ВВЕДЕНИЕ В ИСТОРИЮ, ТЕОРИЮ И ПРАКТИКУ ВИЗАНТИЙСКОГО ЦЕРКОВНОГО ПЕНИЯ
Лекция прочитана в Московской и Санкт-Петербургской Духовных академиях и Свято-Тихоновском богословском институте в январе-феврале 2004 года Константином Фотопулосом, руководителем школы византийского церковного пения при Издательском Доме «Святая Гора».
В одном древнем рукописном учебнике византийского пения читаем следующий диалог ученика и учителя:
— Учитель, прошу тебя именем Господа, покажи и изъясни мне музыкальные символы, Бог да преумножит талант, который Он тебе дал. Не откажи мне в этом, да не будешь осуждён с рабом, скрывшим свой талант в земле, но да услышишь от страшного Судии: «Добре, рабе благий и верный: о мале был еси верен, над многими тя поставлю: вниди в радость господа твоего» (Мф. 25, 21).
— Если, брат, ты так жаждешь это постичь, то собери свой ум и слушай меня.

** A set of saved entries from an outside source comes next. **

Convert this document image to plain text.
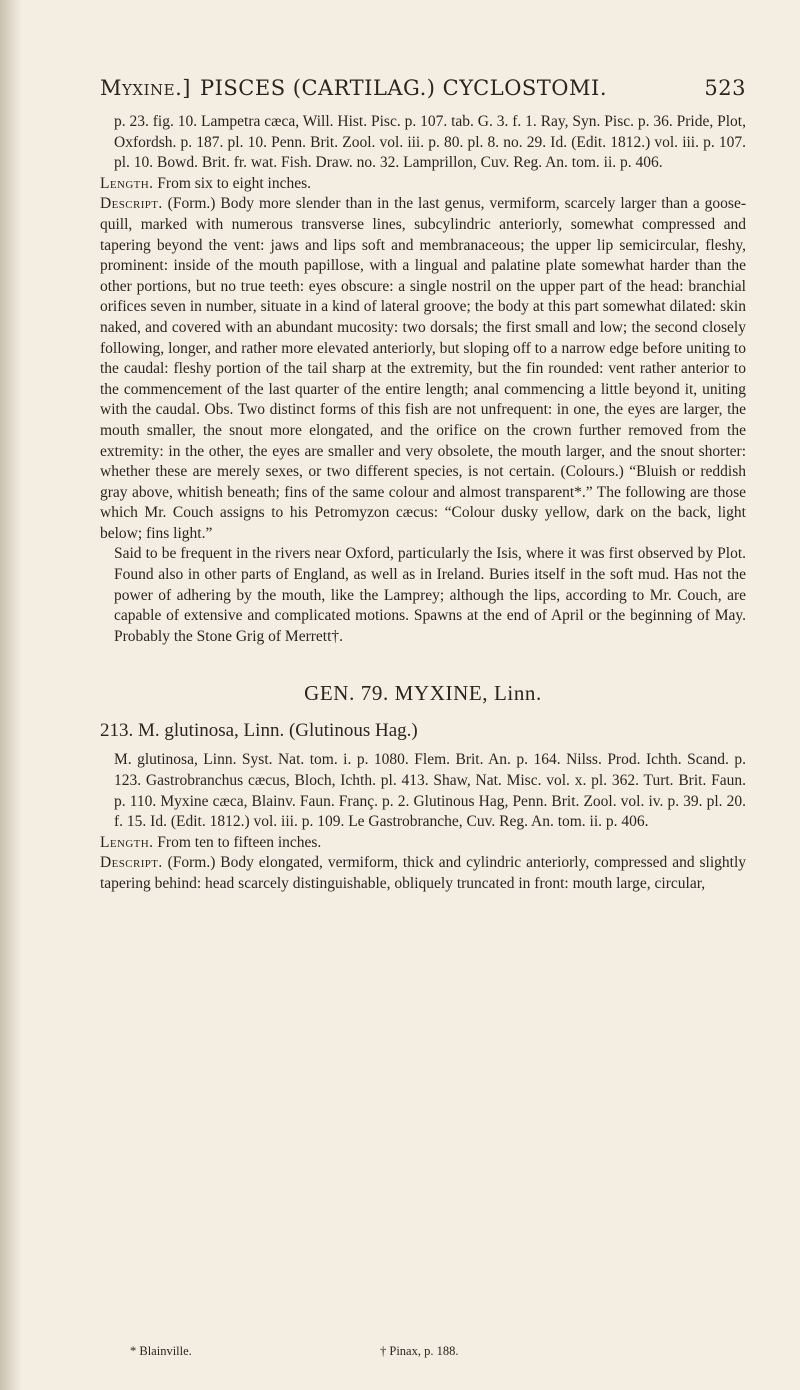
Myxine.] PISCES (CARTILAG.) CYCLOSTOMI.	523

p. 23. fig. 10. Lampetra cæca, Will. Hist. Pisc. p. 107. tab. G. 3. f. 1. Ray, Syn. Pisc. p. 36. Pride, Plot, Oxfordsh. p. 187. pl. 10. Penn. Brit. Zool. vol. iii. p. 80. pl. 8. no. 29. Id. (Edit. 1812.) vol. iii. p. 107. pl. 10. Bowd. Brit. fr. wat. Fish. Draw. no. 32. Lamprillon, Cuv. Reg. An. tom. ii. p. 406.

Length. From six to eight inches.

Descript. (Form.) Body more slender than in the last genus, vermiform, scarcely larger than a goose-quill, marked with numerous transverse lines, subcylindric anteriorly, somewhat compressed and tapering beyond the vent: jaws and lips soft and membranaceous; the upper lip semicircular, fleshy, prominent: inside of the mouth papillose, with a lingual and palatine plate somewhat harder than the other portions, but no true teeth: eyes obscure: a single nostril on the upper part of the head: branchial orifices seven in number, situate in a kind of lateral groove; the body at this part somewhat dilated: skin naked, and covered with an abundant mucosity: two dorsals; the first small and low; the second closely following, longer, and rather more elevated anteriorly, but sloping off to a narrow edge before uniting to the caudal: fleshy portion of the tail sharp at the extremity, but the fin rounded: vent rather anterior to the commencement of the last quarter of the entire length; anal commencing a little beyond it, uniting with the caudal. Obs. Two distinct forms of this fish are not unfrequent: in one, the eyes are larger, the mouth smaller, the snout more elongated, and the orifice on the crown further removed from the extremity: in the other, the eyes are smaller and very obsolete, the mouth larger, and the snout shorter: whether these are merely sexes, or two different species, is not certain. (Colours.) “Bluish or reddish gray above, whitish beneath; fins of the same colour and almost transparent*.” The following are those which Mr. Couch assigns to his Petromyzon cæcus: “Colour dusky yellow, dark on the back, light below; fins light.”

Said to be frequent in the rivers near Oxford, particularly the Isis, where it was first observed by Plot. Found also in other parts of England, as well as in Ireland. Buries itself in the soft mud. Has not the power of adhering by the mouth, like the Lamprey; although the lips, according to Mr. Couch, are capable of extensive and complicated motions. Spawns at the end of April or the beginning of May. Probably the Stone Grig of Merrett†.

GEN. 79. MYXINE, Linn.
213. M. glutinosa, Linn. (Glutinous Hag.)

M. glutinosa, Linn. Syst. Nat. tom. i. p. 1080. Flem. Brit. An. p. 164. Nilss. Prod. Ichth. Scand. p. 123. Gastrobranchus cæcus, Bloch, Ichth. pl. 413. Shaw, Nat. Misc. vol. x. pl. 362. Turt. Brit. Faun. p. 110. Myxine cæca, Blainv. Faun. Franç. p. 2. Glutinous Hag, Penn. Brit. Zool. vol. iv. p. 39. pl. 20. f. 15. Id. (Edit. 1812.) vol. iii. p. 109. Le Gastrobranche, Cuv. Reg. An. tom. ii. p. 406.

Length. From ten to fifteen inches.

Descript. (Form.) Body elongated, vermiform, thick and cylindric anteriorly, compressed and slightly tapering behind: head scarcely distinguishable, obliquely truncated in front: mouth large, circular,

* Blainville.	† Pinax, p. 188.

Я научу тебя тому, о чём ты просишь, как мне о том откроет Бог.
Эти слова показывают, что византийская церковная музыка (так же как и гимнография, иконопись и церковная архитектура) не является плодом некоего произвольного музыкального самовыражения, в процессе которого музыкант и певец «творит», подчиняясь собственному вдохновению. Учитель пения передаёт то, что он принял как дар, как «талант» от прежних учителей, а ученик принимает это со вниманием, почтением и благоговением: восемь церковных гласов, определённые музыкальные фразы и манеру исполнения тропарей и других песнопений. Всё это передано нам святыми отцами, которые, будучи просвещены Духом Святым, освободили музыку от любого театрально–мирского начала и приняли для использования в богослужении только те музыкальные ряды, такты и музыкальные фразы, которые способствуют пробуждению в молящемся чувства умиления и любви к Богу. Поэтому старец Порфирий, с которым я лично виделся в детстве и получил благословение, говорил: «Византийское пение не будоражит душу, но соединяет её с Богом и приносит совершенный мир» (Сборник наставлений. С. 449).

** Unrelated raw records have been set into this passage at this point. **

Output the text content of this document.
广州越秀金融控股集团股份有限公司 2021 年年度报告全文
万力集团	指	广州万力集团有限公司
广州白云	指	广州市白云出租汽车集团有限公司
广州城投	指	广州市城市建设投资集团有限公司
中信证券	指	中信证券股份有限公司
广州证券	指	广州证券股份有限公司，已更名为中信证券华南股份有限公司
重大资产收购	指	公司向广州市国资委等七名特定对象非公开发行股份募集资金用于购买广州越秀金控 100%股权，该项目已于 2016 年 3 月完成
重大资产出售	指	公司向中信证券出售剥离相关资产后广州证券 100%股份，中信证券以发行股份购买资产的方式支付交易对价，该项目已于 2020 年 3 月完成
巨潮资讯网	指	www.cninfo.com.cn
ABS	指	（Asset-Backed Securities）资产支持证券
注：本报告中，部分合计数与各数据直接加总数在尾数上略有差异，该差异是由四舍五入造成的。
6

Прежде чем мы начнем говорить о характерных особенностях византийской музыки, о её духовном характере и роли в богослужении, неплохо было бы сказать несколько слов об её истории.

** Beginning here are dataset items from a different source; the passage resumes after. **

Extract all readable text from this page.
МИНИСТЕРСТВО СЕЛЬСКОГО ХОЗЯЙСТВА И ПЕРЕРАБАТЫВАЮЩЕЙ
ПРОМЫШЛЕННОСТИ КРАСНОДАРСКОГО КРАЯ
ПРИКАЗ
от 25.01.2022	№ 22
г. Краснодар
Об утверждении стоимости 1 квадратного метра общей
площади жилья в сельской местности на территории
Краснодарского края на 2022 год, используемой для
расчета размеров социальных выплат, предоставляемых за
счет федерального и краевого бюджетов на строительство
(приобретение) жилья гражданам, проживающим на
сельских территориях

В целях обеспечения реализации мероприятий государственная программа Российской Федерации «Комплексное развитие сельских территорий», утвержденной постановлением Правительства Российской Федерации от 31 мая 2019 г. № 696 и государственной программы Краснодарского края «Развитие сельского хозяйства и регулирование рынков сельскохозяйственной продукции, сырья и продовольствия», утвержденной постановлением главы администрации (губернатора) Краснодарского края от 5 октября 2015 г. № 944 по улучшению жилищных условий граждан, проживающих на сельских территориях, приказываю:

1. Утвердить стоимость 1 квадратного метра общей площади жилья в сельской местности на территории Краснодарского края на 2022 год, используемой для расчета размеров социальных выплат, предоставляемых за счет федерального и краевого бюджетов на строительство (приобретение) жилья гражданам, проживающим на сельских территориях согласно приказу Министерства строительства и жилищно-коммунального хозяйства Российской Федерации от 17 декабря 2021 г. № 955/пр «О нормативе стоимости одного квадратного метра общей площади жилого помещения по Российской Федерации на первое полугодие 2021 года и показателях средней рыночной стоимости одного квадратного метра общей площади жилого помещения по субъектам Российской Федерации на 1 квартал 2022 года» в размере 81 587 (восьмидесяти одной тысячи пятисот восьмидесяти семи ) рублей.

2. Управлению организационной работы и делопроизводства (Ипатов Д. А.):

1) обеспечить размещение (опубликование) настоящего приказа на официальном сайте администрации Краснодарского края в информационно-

В Евангелии говорится, что после Тайной Вечери Господь и святые апостолы, воспев, пошли на гору Елеонскую (См.: Мф. 26, 30). И апостол Павел свидетельствует, что первые христиане воспевали Бога «во псалмех и пениих и песнех духовных» (Еф. 5,19). Из этого следует, что музыка употреблялась в Церкви с самых первых лет христианства. Церковный историк Евсевий пишет, что псалмы и песнопения использовались верующими «с самого начала для прославления Господа». Наряду с древнегреческим языком христианские песнописцы применяли для написания песнопений древнегреческую музыку, распространённую тогда во всём просвещённом мире. Великие отцы трёх первых веков: Игнатий Богоносец, Иустин Философ, Ириней, епископ Лионский, и Григорий Неокесарийский, чудотворец, много заботились о том, чтобы псалмопение было благоговейным и богоугодным.